Data curation preservation issues (Facilities, Digital repository systems, and High performance computing)
Every breakthrough in digital technology promises better ways of creating, storing, and sharing information. Ironically, these same advancements have made preserving digital information more challenging than ever before. Digital resources are no longer threatened primarily by physical deterioration but by rapidly evolving technologies, increasingly complex computing environments, cybersecurity risks, and infrastructure limitations. Consequently, successful digital curation can not be achieved simply by adopting sophisticated technologies. It requires resilient facilities, trustworthy digital repository systems, and high-performance computing (HPC) environments that collectively support the long-term accessibility, authenticity, and reuse of digital resources. While technological innovation has strengthened preservation capabilities, I argue that the greatest challenge facing digital curation today lies in ensuring that these interconnected infrastructures remain sustainable, secure, and responsive to continuous technological change.
The effectiveness of digital curation begins with preservation facilities because they provide the physical and virtual infrastructure upon which every preservation activity depends. Secure data centres, reliable power supplies, disaster recovery systems, environmental controls, and high-speed networks collectively determine whether digital resources remain accessible over time. Although cloud-based facilities have transformed preservation by offering elastic storage, scalability, and on demand computing resources, they also introduce persistent challenges relating to bandwidth constraints, service continuity, legal jurisdiction, and long-term sustainability (Aitken et al., 2012). These concerns remain evident today despite significant advances in cloud technologies. The 2023 cyberattack on the British Library demonstrated how infrastructure failures can severely disrupt access to valuable digital collections, even within internationally respected memory institutions. Likewise, increasing cyber threats and climate-related disruptions continue to expose vulnerabilities in digital preservation infrastructure (Corrado & Moulaison Sandy, 2024). Therefore, preservation facilities should be evaluated not simply by their storage capacity but by their ability to ensure resilience, business continuity, and trust throughout the preservation lifecycle. In my view, institutions that prioritise technological expansion over infrastructural resilience risk investing in preservation systems that can not withstand future uncertainties.

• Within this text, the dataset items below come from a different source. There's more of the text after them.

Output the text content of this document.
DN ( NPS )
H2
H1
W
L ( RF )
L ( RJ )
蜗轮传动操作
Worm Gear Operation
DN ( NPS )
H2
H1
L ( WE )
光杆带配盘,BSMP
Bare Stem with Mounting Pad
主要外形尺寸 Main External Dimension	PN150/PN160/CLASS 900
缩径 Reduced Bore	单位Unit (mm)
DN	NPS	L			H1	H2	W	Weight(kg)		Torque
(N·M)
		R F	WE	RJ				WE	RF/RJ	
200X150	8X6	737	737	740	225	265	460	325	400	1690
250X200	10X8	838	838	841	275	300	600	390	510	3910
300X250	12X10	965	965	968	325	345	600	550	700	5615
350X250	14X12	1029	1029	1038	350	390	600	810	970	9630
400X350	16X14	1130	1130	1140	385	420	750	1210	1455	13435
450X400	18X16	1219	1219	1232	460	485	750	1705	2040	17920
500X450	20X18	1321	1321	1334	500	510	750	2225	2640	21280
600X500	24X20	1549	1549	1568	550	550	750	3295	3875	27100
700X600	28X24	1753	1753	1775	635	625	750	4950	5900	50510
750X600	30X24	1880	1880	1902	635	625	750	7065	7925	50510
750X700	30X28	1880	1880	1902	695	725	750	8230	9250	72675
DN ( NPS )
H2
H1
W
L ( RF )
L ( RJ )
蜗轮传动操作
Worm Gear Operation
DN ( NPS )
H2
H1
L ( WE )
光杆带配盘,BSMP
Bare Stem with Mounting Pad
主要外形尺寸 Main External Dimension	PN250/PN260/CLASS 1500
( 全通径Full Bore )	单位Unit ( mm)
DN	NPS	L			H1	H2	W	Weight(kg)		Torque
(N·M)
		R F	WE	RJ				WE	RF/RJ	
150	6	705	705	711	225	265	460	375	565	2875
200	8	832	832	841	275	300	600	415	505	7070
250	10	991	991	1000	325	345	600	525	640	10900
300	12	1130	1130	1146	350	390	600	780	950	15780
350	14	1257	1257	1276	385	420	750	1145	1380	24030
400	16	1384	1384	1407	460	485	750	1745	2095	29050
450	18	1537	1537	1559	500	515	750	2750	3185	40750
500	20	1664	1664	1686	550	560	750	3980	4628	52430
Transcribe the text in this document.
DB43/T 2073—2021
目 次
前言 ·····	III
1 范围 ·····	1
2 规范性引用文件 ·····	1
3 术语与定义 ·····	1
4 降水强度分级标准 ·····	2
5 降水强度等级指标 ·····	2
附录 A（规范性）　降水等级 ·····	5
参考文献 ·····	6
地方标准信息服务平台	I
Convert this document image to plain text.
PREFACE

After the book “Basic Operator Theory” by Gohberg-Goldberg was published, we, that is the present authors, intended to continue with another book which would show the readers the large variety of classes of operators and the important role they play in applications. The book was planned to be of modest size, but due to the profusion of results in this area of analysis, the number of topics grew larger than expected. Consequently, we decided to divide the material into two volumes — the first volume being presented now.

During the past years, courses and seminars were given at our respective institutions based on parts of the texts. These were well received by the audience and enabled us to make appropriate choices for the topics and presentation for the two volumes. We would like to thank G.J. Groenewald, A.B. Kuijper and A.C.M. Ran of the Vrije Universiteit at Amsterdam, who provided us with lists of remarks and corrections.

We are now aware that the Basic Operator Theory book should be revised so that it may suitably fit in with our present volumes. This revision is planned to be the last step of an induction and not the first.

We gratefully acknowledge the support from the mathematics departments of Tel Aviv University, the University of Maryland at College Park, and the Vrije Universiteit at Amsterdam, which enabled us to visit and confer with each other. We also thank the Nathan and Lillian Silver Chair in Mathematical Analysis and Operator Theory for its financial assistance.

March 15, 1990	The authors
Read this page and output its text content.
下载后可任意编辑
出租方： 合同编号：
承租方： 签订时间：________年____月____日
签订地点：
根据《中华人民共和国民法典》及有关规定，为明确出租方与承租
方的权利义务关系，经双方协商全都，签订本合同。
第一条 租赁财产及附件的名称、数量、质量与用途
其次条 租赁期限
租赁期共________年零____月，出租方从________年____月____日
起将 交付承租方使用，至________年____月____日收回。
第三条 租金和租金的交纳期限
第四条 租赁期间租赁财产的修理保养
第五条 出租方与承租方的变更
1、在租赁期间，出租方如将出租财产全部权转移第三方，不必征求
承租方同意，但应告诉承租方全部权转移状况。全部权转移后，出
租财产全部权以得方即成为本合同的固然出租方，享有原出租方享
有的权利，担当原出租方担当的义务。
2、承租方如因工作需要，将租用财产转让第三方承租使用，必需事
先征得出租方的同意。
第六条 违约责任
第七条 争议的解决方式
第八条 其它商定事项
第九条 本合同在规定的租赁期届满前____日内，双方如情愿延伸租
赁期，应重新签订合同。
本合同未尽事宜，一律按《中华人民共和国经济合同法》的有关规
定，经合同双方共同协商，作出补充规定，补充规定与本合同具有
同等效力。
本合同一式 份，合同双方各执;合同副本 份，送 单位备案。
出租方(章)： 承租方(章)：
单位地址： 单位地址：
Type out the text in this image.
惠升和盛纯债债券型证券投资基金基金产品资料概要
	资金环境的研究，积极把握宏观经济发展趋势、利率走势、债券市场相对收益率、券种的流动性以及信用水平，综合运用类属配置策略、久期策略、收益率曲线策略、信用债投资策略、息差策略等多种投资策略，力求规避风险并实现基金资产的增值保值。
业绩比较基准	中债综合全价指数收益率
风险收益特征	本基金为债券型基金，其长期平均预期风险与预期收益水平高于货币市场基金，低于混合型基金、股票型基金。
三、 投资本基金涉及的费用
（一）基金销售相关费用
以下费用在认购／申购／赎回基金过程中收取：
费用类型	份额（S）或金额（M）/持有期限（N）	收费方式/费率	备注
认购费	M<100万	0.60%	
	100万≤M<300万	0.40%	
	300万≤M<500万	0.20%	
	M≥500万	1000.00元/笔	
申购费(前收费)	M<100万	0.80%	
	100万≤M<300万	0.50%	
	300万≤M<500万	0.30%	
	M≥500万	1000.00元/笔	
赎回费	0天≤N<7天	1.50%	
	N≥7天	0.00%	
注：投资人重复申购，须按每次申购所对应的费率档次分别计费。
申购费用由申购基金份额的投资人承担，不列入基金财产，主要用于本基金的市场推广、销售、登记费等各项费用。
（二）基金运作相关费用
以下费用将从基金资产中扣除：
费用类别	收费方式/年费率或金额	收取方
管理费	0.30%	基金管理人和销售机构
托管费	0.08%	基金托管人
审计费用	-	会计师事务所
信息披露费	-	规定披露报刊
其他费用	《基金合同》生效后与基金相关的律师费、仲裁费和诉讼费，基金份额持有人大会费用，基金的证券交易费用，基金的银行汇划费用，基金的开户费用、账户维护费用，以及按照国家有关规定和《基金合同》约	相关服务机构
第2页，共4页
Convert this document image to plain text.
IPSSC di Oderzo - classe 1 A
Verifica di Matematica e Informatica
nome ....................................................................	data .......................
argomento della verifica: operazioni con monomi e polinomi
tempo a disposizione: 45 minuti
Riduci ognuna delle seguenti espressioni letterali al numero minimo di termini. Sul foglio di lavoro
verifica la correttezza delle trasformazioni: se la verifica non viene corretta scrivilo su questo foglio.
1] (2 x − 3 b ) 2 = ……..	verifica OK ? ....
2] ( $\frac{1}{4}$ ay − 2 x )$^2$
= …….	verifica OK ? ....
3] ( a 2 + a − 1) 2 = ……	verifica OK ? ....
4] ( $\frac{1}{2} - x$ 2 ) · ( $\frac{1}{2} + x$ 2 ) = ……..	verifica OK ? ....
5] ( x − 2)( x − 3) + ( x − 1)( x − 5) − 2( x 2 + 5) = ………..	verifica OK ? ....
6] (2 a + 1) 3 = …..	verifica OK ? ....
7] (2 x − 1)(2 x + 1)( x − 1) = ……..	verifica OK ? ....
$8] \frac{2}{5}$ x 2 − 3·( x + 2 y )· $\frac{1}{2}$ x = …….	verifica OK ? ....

Resilient infrastructure alone, however, does not guarantee meaningful preservation. Digital repository systems provide the governance framework through which digital resources are organised, described, preserved, and made available for long-term discovery and reuse. Repository platforms have evolved considerably by supporting persistent identifiers, metadata interoperability, and the FAIR principles. Nevertheless, their effectiveness extends beyond software functionality. Aitken et al. (2012) demonstrated through cloud-based initiatives such as DataBank and DataFlow that repositories are most valuable when they integrate secure storage, metadata management, preservation actions, and collaborative access within a sustainable environment. Recent research similarly concludes that trustworthy repositories depend more on governance, metadata quality, institutional commitment, and professional stewardship than on technology alone (Bamgbose et al., 2024). I therefore contend that repository systems should be viewed as governance platforms rather than storage platforms. Without consistent metadata practices, preservation policies, and skilled personnel, even technologically advanced repositories cannot guarantee the discoverability, authenticity, and long term reuse of digital assets.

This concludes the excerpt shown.